Bruxelles, 15 nov 2017 (AFP)

Un rappeur belge connu sous le nom de Benlabel a été convoqué devant un tribunal pour répondre notamment de « menaces écrites », après les violences survenues à Bruxelles à la suite de la qualification du Maroc pour la prochaine Coupe de monde de football en Russie.
L’homme né en 1985 présenté mardi par le parquet de Bruxelles avec ses initiales « D.J. », est en réalité le rappeur bruxellois « Jelali D. », du collectif Benlabel, rapportait mercredi la presse belge.
Il est suspecté d’avoir appelé sur Facebook à « tout cramer » sur une grande artère de la capitale après le match Côte d’Ivoire-Maroc (0-2) le 11 novembre. L’appel aurait été lancé la veille du match, qui a débouché sur la première qualification marocaine pour un Mondial depuis 1998.
La célébration de cette qualification par des centaines de supporteurs du Maroc avait viré à l’émeute samedi soir en centre-ville, avec plusieurs voitures incendiées et des magasins pillés.
Vingt-deux policiers avaient été blessés et il s’en est suivi une vive polémique sur les moyens dont disposaient ce soir-là les forces de l’ordre.
Le rappeur Jelali D., qui nie les faits reprochés, est la première personne qui a été présentée à la justice à la suite de ces violences. Aucune arrestation n’avait eu lieu le soir même.

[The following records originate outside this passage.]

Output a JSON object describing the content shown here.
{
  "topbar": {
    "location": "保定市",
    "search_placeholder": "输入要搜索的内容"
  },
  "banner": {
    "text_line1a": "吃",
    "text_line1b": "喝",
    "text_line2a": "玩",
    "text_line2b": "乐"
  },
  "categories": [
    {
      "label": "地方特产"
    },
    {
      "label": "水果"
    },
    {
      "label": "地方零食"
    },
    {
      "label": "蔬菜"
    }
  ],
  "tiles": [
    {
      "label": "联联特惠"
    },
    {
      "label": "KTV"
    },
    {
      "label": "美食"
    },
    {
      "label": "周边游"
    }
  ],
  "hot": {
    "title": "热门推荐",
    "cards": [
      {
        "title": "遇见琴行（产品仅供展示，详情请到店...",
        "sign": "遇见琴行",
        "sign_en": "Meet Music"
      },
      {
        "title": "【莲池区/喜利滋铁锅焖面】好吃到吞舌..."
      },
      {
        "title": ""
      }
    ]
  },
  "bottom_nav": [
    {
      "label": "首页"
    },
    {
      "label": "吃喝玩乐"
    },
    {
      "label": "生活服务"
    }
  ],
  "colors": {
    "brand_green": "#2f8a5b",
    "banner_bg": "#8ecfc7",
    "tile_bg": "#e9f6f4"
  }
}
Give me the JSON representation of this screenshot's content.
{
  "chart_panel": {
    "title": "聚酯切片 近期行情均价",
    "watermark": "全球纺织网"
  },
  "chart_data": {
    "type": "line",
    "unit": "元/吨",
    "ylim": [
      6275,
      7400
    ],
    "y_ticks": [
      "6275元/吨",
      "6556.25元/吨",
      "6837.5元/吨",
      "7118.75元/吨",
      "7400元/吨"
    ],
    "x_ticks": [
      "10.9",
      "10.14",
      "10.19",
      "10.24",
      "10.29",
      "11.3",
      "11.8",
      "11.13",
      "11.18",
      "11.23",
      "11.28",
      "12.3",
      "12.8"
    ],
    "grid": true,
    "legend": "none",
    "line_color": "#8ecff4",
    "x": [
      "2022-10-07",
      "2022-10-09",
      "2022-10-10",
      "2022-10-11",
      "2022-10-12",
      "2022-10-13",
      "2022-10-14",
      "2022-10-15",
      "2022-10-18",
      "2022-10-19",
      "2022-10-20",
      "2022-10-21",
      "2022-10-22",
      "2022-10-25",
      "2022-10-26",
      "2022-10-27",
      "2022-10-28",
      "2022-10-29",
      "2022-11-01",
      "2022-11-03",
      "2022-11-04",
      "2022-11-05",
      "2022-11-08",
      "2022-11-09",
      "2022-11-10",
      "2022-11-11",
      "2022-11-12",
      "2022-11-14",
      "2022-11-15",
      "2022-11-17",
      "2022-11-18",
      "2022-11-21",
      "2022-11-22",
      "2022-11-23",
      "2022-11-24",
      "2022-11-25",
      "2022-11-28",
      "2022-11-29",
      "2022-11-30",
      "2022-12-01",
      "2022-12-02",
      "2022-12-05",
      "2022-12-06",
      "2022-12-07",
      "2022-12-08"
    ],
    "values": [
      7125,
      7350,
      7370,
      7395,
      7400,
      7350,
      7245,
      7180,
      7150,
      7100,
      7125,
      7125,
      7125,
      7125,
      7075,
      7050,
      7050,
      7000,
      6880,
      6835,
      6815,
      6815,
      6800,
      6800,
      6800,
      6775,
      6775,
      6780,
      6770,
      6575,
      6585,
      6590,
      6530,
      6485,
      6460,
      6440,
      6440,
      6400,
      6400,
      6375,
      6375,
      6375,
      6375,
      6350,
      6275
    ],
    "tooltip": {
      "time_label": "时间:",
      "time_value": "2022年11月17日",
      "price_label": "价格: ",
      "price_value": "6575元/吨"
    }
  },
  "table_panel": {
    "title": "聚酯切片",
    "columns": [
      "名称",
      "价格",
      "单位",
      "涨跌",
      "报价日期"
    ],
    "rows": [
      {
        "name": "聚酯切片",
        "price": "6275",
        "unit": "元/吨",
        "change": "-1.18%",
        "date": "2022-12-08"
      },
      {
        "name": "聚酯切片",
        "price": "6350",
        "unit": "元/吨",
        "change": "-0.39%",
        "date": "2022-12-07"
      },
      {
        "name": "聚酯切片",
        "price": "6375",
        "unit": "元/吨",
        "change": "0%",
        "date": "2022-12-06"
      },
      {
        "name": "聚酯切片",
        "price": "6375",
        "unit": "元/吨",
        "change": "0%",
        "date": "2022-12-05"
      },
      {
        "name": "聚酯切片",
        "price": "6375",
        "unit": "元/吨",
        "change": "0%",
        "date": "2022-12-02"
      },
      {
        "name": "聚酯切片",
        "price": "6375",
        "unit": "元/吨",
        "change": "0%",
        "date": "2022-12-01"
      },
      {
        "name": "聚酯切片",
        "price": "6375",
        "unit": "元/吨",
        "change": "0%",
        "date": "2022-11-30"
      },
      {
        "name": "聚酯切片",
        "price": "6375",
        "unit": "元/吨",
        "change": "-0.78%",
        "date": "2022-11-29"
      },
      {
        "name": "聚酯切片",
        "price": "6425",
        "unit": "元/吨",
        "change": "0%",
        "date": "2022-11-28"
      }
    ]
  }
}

« Après (l’)avoir auditionné, le procureur du Roi a décidé de lui remettre une citation à comparaître à l’audience correctionnelle du 5 janvier 2018 », selon un communiqué du parquet de Bruxelles.
Deux infractions lui sont reprochées « en tant qu’auteur ou co-auteur », est-il précisé: « menaces écrites » et « utilisation de moyens de communication électronique pour causer des dommages ».
Sur une page web datant de 2013, le Ben Label se présentait à la fois comme un label indépendant et « une structure musicale » composée de quatre artistes: 3 MC’s (chanteur dans le langage du hip-hop, ndlr) ainsi qu’un beatmaker et réalisateur, Malcom Wallace.
Jelali est l’un des trois chanteurs, surnommé « Jelali La Violence », selon ce site, le décrivant comme « sûrement l’un des MC’s les plus hardcore du rap bruxellois ».
Selon le parquet de Bruxelles, le rappeur était vraisemblablement présent sur les lieux des violences samedi soir.
« Mais cela ne veut pas dire qu’il ait activement participé aux émeutes en question. Il le conteste en tout cas », a souligné Denis Goeman, porte-parole du parquet, sur la chaîne publique RTBF.